Idle-suspend a little too intrusive to user experience?
gnu at toad.com
Tue May 11 20:59:03 EDT 2010
> > just fix the kernel so the suspend
> > ends when the next process wants to run.
> Have a look at powertop -- you'll never suspend, there are several
> hundred wakeups per second.
Did we give up on fixing these?
(I don't have an XO-1.5 so I can't see its powertop results.)
> If you want to do better than super-idling the way that recent kernels
> do, you have to get into the "suspend transparently and aggressively"
> game, like modern mobile phones do.
I don't think I want my computers to become as stupid as my phones.
Programs don't have to busy-wait. We defined kernel interfaces for
programs to wait for things to happen, decades ago. We've evolved
them as needed. When a clueless program maxes out the CPU by
busy-waiting, historically it gets patched or fixed so that it does a
kernel call that makes it sleep when there's nothing to do -- and lets
the kernel know what event should wake it up.
As far as I can tell, that paradigm has not failed us. We just need
to move from fixing the programs that burn 100% of the CPU when idle,
to fixing the programs that wake up dozens of times a second when
idle. Replacing that with a new model of "transparent and aggressive"
suspends (that are not transparent to user programs) is a problem, not
I detected a wakeup bug in the Python interpreter three years ago.

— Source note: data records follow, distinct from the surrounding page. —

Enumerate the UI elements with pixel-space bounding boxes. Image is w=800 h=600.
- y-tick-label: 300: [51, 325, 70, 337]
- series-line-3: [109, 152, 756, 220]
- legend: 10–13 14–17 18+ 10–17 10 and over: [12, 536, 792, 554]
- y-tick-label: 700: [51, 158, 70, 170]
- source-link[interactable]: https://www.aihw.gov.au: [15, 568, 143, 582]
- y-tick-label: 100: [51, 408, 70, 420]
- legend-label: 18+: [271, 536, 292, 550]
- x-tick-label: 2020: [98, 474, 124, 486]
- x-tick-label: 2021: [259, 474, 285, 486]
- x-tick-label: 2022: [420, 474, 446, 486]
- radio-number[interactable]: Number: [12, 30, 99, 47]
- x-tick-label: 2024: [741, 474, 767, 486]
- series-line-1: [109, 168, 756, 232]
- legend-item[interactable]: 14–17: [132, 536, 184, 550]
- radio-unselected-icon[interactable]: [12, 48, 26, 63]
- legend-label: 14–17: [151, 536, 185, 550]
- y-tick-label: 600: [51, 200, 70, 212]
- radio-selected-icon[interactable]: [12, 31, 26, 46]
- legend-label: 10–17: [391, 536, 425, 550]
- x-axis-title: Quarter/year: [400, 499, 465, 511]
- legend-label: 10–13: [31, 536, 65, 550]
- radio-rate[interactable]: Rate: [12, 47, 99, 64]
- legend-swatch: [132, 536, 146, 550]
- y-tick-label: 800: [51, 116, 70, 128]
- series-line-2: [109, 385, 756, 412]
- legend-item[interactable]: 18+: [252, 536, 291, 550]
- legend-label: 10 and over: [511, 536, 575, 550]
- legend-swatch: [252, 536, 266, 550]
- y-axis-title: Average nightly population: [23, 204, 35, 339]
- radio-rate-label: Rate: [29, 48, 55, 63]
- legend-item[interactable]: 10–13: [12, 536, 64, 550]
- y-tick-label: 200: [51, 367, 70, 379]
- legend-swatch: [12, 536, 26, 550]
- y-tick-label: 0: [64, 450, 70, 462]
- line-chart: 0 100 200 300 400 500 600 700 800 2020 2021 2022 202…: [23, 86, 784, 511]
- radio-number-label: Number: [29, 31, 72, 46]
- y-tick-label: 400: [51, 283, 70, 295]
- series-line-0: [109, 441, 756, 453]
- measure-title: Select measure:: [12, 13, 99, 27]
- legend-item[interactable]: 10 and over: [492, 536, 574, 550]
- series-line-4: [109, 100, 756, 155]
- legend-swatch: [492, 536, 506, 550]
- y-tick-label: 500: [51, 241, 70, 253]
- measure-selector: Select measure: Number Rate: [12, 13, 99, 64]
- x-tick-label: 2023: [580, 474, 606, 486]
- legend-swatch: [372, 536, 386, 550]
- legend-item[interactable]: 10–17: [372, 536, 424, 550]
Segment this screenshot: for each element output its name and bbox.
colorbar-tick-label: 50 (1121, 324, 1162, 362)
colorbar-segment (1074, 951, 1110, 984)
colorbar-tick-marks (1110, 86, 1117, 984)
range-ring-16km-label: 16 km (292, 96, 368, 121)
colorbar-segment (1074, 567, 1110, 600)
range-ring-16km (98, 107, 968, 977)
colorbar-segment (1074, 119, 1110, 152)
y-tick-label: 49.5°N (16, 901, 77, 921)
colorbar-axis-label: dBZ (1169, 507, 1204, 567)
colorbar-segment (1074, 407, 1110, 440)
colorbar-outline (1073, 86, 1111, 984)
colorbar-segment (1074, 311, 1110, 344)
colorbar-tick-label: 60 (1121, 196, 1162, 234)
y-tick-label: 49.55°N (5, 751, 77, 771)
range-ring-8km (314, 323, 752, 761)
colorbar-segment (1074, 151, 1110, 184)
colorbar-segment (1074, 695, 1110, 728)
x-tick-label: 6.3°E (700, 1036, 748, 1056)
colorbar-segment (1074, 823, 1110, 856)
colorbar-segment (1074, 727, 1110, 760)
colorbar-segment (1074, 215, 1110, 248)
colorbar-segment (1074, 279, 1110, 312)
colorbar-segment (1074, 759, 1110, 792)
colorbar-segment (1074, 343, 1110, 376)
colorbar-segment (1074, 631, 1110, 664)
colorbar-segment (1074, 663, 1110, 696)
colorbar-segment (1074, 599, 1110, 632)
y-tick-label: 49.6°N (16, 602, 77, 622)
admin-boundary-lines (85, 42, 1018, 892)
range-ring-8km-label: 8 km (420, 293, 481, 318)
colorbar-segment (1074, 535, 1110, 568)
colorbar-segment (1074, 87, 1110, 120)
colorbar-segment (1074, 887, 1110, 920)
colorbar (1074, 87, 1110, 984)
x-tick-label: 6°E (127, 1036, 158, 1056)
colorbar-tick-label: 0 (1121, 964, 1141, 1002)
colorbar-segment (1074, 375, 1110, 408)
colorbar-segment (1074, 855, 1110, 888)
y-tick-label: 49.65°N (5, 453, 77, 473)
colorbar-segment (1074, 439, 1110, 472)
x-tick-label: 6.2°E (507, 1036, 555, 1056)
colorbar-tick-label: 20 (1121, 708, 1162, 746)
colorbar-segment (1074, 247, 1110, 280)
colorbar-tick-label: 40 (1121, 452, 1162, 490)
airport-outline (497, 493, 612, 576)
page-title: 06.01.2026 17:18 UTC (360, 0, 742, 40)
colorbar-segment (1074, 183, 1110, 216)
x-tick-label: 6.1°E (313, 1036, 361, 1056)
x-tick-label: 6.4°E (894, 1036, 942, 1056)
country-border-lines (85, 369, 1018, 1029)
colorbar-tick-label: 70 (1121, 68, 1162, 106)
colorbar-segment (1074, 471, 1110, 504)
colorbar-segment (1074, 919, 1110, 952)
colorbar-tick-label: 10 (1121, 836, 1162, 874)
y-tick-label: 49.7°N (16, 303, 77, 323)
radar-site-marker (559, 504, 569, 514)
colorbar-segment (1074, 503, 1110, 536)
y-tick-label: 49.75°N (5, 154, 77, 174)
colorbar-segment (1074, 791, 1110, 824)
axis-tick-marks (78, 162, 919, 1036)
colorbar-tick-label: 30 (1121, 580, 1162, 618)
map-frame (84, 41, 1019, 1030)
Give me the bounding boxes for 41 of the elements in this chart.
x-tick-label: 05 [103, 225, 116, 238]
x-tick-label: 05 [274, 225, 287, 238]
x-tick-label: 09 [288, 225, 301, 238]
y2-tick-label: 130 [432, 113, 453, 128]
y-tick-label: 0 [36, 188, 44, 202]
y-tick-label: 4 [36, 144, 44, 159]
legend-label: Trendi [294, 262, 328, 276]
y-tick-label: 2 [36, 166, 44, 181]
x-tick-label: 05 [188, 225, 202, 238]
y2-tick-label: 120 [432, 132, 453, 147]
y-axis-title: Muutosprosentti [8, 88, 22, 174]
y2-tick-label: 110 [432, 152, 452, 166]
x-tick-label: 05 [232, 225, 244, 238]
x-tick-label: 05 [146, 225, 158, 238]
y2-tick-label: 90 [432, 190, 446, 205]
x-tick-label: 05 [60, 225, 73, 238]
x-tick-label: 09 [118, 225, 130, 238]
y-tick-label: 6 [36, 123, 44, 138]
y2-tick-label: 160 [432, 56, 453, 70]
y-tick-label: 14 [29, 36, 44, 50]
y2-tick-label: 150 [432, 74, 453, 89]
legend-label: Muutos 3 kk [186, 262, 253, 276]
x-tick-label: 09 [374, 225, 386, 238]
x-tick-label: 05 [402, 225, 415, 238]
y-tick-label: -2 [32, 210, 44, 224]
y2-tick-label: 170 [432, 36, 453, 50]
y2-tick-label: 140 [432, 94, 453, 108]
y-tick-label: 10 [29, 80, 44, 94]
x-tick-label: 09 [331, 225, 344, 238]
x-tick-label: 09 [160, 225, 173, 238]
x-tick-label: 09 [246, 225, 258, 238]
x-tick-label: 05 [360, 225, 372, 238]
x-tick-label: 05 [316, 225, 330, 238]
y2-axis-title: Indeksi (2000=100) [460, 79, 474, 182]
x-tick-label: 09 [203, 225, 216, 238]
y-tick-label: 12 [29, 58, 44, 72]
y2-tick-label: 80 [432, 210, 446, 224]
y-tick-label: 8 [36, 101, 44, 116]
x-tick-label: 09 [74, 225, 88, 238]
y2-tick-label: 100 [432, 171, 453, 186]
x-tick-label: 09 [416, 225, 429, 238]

After some nudging, Guido made a Python interpreter patch, letting
signals be transmitted via a file descriptor, preventing it from doing
10 useless wakeups/sec in case a signal might have arrived. Then the
libraries needed to be patched to use the new interface. The whole
integrated fix is *still* not in production, as far as I can tell:
Sugar apps' pygtk main loop polls 10 times a second, always
Patch for signal.set_wakeup_fd
python-2.5.2-set_wakeup_fd4.patch is not what went upstream
Calling gobject.threads_init() causes a lot of wakeups (PyGObject)
Calling gobject.threads_init() causes a lot of wakeups (PyGTK)
Perhaps these fixes have made it into F12? Are all our multitasked
Python programs waking up 10x/sec now, or not? If they are still
waking up 10x per second, let's fix this bug. (If it's fixed, let's
close those tickets.) Let's not introduce some new API so the kernel
can tell the difference between when they really *mean* to wake up,
versus when they are just waking up because they don't know any
> It is a pain -- some cases can be handled transparently, others need a
> bit of work in making the apps suspend-aware. But the payoff is huge.
The huge payoff you mention is that you can brute-force "aggressive
suspend with numerous bugs" into a product and improve one release of
one product's battery life. But portable apps won't run well on your
product, because there's no real reason for your extra API. And
you'll have bugs from Day 1 to Kingdom Come, because you broke the
cleanly defined interface between the kernel and the user programs.
(This set of bugs is why we never shipped with aggressive suspend
enabled on the XO-1. Let me guess, the now-smaller XO software support
org has decided it can live with this level of bugs, so has reversed
that decision. Now "the XO-1.5 uses less power than the XO-1", but
of course the XO-1 would use less power if you turned on "agressive
and intrusive" suspends there too.)
A cleanly defined kernel interface doesn't require "making apps
suspend-aware". Aggressive suspend is just doing it clumsily
because we had no time to do it right.